Vamos falar francamente: os jovens da esquerda revolucionária dos anos 60 e
70 nunca lutaram pela democracia. Não, pelo menos, por esta que temos hoje e
que vem sendo aperfeiçoada desde 1985. Todos que participaram dos partidos,
movimentos, vanguardas e alas daquela época sabem perfeitamente que se lutava
pela derrubada do capitalismo e pela implantação aqui de um regime tipo cubano.
E, se não quiserem ou não acreditar em depoimentos pessoais, basta consultar os
documentos produzidos por aqueles grupos.
Poderão, então, verificar, que a única grande divergência entre eles estava
no processo. Para alguns, a revolução comunista viria pela guerrilha a partir
do campo, no modelo cubano. Para outros, o capitalismo seria derrubado pela
classe operária urbana que se formava no Brasil em consequência do próprio
desenvolvimento capitalista.
Derrubar o regime dos militares brasileiros não era uma finalidade em si.

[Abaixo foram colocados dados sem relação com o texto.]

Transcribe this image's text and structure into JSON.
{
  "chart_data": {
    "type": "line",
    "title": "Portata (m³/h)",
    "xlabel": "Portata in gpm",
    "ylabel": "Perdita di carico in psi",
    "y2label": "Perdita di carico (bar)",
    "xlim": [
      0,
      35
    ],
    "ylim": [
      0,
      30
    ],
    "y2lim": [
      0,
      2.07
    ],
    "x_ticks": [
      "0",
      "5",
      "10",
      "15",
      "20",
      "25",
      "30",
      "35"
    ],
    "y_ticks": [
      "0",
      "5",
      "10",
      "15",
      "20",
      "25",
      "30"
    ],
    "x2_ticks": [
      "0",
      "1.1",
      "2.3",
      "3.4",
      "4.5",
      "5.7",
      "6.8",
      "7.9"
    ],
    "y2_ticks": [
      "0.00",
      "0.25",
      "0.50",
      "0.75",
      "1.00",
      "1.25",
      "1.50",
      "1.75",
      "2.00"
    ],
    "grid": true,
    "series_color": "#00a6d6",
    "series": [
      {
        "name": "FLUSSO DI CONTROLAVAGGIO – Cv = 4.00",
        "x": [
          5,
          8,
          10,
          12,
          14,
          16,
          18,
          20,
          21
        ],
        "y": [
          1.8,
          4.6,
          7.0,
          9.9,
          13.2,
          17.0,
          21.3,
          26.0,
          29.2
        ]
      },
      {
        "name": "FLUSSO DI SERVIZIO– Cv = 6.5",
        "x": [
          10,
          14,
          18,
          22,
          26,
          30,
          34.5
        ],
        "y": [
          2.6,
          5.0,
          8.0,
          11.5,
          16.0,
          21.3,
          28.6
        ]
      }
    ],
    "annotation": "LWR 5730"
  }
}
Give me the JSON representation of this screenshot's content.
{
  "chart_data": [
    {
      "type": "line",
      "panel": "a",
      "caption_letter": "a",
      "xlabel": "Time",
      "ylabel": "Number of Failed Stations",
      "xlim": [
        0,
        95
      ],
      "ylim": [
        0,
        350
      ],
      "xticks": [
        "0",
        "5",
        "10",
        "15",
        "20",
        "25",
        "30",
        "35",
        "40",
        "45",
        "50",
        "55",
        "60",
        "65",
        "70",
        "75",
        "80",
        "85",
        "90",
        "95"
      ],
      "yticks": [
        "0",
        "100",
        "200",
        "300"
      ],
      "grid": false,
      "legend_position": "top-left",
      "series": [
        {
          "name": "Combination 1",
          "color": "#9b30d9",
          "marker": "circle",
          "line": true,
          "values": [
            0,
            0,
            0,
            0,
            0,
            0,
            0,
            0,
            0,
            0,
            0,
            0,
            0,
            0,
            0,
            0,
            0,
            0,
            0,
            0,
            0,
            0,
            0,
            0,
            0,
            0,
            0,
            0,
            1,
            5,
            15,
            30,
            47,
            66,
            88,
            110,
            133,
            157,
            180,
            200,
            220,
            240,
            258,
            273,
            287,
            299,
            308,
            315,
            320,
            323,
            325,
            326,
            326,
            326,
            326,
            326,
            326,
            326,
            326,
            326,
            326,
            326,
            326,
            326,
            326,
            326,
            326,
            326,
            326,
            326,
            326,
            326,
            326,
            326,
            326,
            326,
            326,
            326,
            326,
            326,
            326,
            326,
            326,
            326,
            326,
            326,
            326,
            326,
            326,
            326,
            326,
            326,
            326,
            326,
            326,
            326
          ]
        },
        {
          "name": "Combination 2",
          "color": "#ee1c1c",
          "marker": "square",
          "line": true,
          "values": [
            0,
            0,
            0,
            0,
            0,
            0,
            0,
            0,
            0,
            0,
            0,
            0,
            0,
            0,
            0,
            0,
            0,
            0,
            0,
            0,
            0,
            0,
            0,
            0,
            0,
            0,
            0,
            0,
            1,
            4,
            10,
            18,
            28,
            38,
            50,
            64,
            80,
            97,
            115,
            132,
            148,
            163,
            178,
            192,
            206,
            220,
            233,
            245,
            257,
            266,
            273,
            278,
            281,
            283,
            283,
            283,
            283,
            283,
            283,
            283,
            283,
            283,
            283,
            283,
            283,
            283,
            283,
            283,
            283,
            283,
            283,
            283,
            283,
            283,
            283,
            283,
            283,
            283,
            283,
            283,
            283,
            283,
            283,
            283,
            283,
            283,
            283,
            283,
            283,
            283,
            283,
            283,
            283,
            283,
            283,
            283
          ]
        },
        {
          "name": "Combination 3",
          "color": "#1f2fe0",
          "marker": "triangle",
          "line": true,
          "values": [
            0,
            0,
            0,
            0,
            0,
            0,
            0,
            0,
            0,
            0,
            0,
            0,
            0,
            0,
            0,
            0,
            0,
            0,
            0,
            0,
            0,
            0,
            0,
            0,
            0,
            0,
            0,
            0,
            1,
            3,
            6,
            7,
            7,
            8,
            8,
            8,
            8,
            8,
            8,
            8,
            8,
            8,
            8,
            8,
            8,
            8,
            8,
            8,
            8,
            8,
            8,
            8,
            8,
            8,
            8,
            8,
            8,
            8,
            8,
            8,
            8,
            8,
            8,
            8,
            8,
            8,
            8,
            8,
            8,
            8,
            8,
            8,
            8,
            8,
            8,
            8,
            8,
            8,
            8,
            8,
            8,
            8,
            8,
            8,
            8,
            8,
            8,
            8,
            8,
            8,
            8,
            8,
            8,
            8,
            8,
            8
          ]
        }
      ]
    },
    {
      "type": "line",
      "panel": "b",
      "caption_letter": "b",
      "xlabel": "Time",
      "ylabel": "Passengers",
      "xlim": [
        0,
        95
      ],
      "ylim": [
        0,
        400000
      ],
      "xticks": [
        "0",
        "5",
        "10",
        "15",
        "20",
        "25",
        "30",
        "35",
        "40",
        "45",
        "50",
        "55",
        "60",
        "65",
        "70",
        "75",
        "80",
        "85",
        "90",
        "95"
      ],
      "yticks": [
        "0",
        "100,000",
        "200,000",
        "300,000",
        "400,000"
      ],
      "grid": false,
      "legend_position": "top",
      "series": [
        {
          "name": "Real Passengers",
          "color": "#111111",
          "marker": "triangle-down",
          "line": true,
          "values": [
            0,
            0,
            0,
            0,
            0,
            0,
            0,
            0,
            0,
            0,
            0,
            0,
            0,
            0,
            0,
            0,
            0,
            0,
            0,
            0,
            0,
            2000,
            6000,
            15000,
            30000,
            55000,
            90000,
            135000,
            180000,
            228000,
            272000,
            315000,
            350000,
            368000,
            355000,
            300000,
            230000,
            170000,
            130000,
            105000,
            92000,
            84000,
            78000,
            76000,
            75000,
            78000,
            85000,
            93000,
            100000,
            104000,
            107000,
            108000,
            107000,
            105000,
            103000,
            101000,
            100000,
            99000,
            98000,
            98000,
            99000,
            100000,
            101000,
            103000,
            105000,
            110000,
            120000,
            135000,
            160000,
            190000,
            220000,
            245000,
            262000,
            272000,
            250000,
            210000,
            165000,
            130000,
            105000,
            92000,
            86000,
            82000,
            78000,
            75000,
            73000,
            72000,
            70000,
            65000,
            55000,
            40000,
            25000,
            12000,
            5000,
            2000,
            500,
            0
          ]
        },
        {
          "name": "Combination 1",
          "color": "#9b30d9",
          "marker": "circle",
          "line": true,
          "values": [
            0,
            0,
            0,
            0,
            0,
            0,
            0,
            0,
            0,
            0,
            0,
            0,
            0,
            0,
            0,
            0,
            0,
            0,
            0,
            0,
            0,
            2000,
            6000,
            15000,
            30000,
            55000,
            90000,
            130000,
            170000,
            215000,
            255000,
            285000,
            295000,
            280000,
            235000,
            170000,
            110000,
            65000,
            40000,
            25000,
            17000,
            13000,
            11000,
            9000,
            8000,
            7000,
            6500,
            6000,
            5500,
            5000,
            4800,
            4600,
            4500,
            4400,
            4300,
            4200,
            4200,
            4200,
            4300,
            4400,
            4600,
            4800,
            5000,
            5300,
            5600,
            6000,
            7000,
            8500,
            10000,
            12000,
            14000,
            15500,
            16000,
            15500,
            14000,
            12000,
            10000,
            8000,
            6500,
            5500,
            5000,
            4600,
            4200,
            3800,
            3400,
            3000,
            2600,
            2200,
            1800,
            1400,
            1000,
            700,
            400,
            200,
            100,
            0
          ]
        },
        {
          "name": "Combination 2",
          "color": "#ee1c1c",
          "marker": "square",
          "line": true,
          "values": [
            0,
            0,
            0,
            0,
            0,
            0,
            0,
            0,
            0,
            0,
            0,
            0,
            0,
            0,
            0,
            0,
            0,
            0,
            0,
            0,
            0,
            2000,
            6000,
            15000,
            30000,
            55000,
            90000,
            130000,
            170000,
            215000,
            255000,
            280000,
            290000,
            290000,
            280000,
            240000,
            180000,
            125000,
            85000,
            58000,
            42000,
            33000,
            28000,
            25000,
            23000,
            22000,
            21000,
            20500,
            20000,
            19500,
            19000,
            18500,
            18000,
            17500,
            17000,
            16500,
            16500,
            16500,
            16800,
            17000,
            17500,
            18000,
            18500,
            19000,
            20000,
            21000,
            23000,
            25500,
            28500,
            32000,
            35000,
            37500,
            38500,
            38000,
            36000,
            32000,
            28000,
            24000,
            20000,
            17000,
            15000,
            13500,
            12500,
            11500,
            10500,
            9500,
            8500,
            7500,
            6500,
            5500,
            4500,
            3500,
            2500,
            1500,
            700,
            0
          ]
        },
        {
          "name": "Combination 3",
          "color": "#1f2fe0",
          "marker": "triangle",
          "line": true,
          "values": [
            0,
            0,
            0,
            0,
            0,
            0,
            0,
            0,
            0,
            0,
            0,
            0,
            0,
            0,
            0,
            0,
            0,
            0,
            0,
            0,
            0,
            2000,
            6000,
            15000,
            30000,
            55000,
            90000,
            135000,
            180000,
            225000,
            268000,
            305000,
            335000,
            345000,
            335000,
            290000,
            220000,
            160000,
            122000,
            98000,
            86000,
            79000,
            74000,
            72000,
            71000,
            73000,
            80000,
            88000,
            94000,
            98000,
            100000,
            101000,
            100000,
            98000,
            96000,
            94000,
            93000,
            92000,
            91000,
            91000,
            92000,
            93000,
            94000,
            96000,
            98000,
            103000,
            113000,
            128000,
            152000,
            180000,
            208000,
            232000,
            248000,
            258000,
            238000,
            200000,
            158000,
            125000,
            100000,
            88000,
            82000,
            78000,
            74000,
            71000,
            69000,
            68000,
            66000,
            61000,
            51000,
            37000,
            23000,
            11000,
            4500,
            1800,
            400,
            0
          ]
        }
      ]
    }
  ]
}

Aliás, alguns grupos achavam que a instauração de uma "democracia
burguesa" seria contraproducente, pois criaria uma ilusão nas classes
oprimidas. Estas poderiam se conformar com a busca "apenas" de
salários, benefícios, casa própria, carro etc., em vez de lutarem pelo
socialismo.
Pois foi exatamente o que aconteceu. E, por uma dessas ironias da história,
sob a condução e a liderança de Lula! Uma vez perguntaram a Lula, preso no Dops
de São Paulo: você é comunista? E ele: sou torneiro-mecânico.
Uma frase que diz muito. De fato, o ex-presidente jamais pertenceu à
esquerda revolucionária. Juntou-se com parte dela, deixou correr o discurso,
mas seu comportamento dominante sempre foi o de líder sindical em busca de
melhores condições para os trabalhadores da indústria. Líder político nacional,
ampliou seu objetivo para melhorar a vida de todas as camadas mais pobres, não
com revolução, mas com crédito consignado, salário mínimo e bolsa família, bens
de consumo e moradia, churrasco e viagens. Tudo pelas classes médias.
Mas por que estamos falando disso? Certamente, não é para uma cobrança
tardia. É por causa do julgamento do mensalão, mais exatamente por causa das
reações de José Dirceu, José Genoino e tantos outros membros do PT.
Os dois ex-dirigentes condenados deram notas escritas, cujo conteúdo tem
dois pontos contraditórios. De um lado, tentam passar uma ilusão, a de que
lutavam pela democracia desde os anos 60. De outro, desqualificam essa
democracia ao dizer que a decisão do Supremo Tribunal Federal, poder central no
regime democrático, foi um julgamento de exceção e de ódio ao PT, promovido por
elites reacionárias que dominam a imprensa e a Justiça. Eis o velho discurso: a
democracia é burguesa, uma farsa que só favorece os ricos.
Ao mesmo tempo, dizem que a vida do povo, dos mais pobres, melhorou e muito
sob o governo do PT. Ora, em qual ambiente o PT cresceu, o presidente Lula
ganhou e governou? Nesta nossa democracia que, entre outras coisas, levou a
este extraordinário momento: Lula e Dilma indicaram os juízes do STF que
condenaram Genoino e Dirceu.
O movimento estudantil dos anos 60 e 70 foi uma tragédia. Foram para a
política os melhores rapazes e moças. E a política, por causa da ditadura local
e da guerra fria global, e mais a ideologia esquerdista então dominante na
intelectualidade e na academia, levou à luta armada. Tratava-se de um tremendo
engano político. Como acreditar que uma guerrilha dentro da floresta amazônica
poderia terminar com a tomada do poder em Brasília? Estava claro que a nova
classe operária, como os trabalhadores da indústria automobilística, com seu
líder Lula, sequer pensava em Cuba, mas sonhava com o padrão de vida dos
colegas de Detroit. E os sindicalistas, com posições no governo.
E assim, jovens idealistas e com o sentimento de dever, perderam a vida,
foram massacrados em torturas, banidos pelo mundo, famílias arrasadas. É um
milagre que tantos deles tenham conseguido recolocar de pé a vida e estejam aí
prestando serviços ao país.
Mas não serve para nada tentar esconder essa história. Em vez de tentar
mudar o passado, melhor seria uma revisão, uma crítica serena, favorecida pelo
tempo passado. Mesmo porque, sem essa crítica, ocorrem as recaídas que, estas
sim, podem perturbar o ambiente político.
Felizmente, a democracia, modelo clássico, de Ulysses, Tancredo, Montoro,
venceu, não sem uma ajuda dos jovens dos anos 60 e 70.